Воспользовавшись перерывом между поцелуями, я толкаю Мирослава легонько в грудь, отталкиваю от себя. Смотрю в голодные глаза, улыбаюсь. Теперь я готова. А там хоть трава не расти. Где-то в подсознании бьется испуганная маленькая девочка. Она кричит, убеждает меня не совершать глупостей. Не делать того, что сегодня окончательно добьет меня. Но я готова рискнуть. В моей сумке огромная косметичка – средства на все случаи жизни. Я забираю ее с собой в ванную, открываю воду и начинаю смывать слои косметики, за которой так привыкла прятаться. Гидрофильное масло, пенка для умывания – и вот, в заляпанном зубной пастой зеркале отражается та, на которую мне самой невыносимо смотреть.

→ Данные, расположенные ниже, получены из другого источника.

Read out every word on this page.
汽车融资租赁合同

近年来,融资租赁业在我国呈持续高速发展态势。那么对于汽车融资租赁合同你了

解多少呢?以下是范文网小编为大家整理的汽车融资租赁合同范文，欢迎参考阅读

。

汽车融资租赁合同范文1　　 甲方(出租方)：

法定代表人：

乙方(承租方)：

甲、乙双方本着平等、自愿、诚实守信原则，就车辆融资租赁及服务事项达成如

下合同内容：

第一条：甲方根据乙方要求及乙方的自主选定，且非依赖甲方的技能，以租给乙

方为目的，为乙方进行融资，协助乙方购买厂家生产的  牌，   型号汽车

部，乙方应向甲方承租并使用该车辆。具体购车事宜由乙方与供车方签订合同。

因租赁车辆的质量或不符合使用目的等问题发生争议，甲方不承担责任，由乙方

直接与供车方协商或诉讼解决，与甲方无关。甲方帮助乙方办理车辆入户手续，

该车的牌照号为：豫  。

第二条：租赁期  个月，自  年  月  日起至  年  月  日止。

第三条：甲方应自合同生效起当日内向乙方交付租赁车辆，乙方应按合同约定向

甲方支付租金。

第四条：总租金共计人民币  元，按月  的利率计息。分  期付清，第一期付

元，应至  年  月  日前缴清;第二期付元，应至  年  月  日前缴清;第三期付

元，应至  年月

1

Уродка с перекошенным ртом, исполосованными щеками и шрамами, стекающими вниз по шее. Они уродливые, я их ненавижу, но они – часть меня. С ними приходится мириться. Хотя бы пока не накоплю на полную пластику. Я чувствую присутствие Мирослава за стенкой, но вдруг становится страшно сделать последний шаг. Очень страшно, но я набираю полную грудь воздуха и распахиваю дверь, едва справившись с простым замком. Мир стоит в коридоре. Нависает надо мной, создавая иллюзию собственной хрупкости. Вокруг горит яркий свет, но мне он ощущается интимным полумраком. Обман зрения, иллюзия, но в ней комфортнее всего.
– Ты…
– Урод?
– Красивая, – говорит, а я не верю.
– Разве вот это может быть красивым?
Я очерчиваю пальцами шрамы. Нарочно выпячиваю каждый, будто хоть один из них возможно не заметить. Я будто бы бросаю все свои несовершенства в лицо Мирославу, заставляю его на них смотреть. Он смотрит. Я ищу в его взгляде отвращение, но его там нет. Только что-то темное, порочное и сладкое, от чего голова кружится.
– Ты точно извращенец.
– Вероятно. В этой жизни ни в чем нельзя быть уверенным до конца.
Моя спина ударяется о стену, лопатки пронзает слабая боль, но она ничто по сравнению с трепетом, который испытываю, глядя в стремительно темнеющие глаза Мирослава.